Siendo esto así, lo cierto es que, aunque en el ámbito laboral no hablemos casi nunca de Dios, Dios puede y debe estar presente en él:
Porque nosotros somos la misma persona en casa que en el trabajo. Y con los valores que funcionamos en casa funcionaremos también en el trabajo. Nuestra mirada es también la misma siempre. Y también debe serlo nuestra actitud. Y el que es servicial, lo será fuera y dentro del trabajo, de la misma manera que el que es comprensivo lo será fuera y dentro del trabajo o el que es amable, flexible, cercano o simpático, lo será fuera y dentro del trabajo. Y si en el ámbito personal sentimos un llamada clara a dar testimonio con nuestra vida, lo seguiremos haciendo en el ámbito profesional. Sin tener que decir ni una sola palabra sobre Dios, sobre nuestra Fe o sobre el Evangelio. Si Dios es, de verdad, importante en nuestra vida, irá con nosotros siempre, estemos donde estemos, 24 horas al día y 7 días a la semana.

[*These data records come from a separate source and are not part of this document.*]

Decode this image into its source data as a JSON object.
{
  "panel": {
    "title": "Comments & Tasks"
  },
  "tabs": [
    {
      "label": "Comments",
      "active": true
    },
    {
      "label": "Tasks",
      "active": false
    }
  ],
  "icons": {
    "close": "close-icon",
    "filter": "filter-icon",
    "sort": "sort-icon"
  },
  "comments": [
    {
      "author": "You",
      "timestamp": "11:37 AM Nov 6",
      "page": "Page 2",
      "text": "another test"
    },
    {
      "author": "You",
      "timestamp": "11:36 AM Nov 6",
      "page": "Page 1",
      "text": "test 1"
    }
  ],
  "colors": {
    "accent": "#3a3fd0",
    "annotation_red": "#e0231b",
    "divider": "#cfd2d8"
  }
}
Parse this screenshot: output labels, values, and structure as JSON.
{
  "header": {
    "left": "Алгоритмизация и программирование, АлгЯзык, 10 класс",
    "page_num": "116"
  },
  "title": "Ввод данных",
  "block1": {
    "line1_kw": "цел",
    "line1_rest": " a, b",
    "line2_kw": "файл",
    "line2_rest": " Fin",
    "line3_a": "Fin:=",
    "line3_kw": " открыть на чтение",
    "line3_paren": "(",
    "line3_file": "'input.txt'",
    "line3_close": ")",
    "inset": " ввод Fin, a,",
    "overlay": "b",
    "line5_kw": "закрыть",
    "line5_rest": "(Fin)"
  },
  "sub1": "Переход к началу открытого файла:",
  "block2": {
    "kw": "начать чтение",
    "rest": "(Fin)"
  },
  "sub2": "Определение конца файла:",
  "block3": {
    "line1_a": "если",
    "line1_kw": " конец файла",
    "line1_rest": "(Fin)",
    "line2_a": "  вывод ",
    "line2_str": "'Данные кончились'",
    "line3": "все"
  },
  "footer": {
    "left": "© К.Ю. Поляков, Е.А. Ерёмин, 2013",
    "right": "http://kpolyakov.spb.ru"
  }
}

Porque en las instituciones -empresas, ONG, administraciones públicas u organismos supranacionales, lo mismo da- también puede y debe estar Dios.
Las instituciones están dirigidas por hombres y mujeres con virtudes y defectos. Y por lo tanto, tienen luces y tienen también sombras. Pero son necesarias para articular nuestra sociedad, son necesarias para impulsar proyectos y son necesarias para que podamos progresar.
Todas las instituciones se crean con un fin y en todas ellas se define su misión y su visión: su razón de ser. Y eso que les da sentido, su «para qué», su propósito, siempre puede y debe estar al servicio de las personas y del bien común (más allá de los beneficios económicos que, por supuesto, en el caso de las empresas tienen que tener para ser viables).
Es claro que en el caso de las instituciones quienes tienen más capacidad de maniobra son las personas que ocupan posiciones más altas. Pero no es menos cierto que todos los que trabajamos en ellas tenemos nuestro ámbito de influencia y todos debemos sentirnos corresponsables del rumbo que llevan y de lo que se respira en ellas. Quienes somos cristianos -o aspiramos a llegar a serlo algún día- no debemos desperdiciar la oportunidad que tenemos de aprovechar también nuestra vida profesional para ponerla al servicio de ese Reino que tantas manos necesita.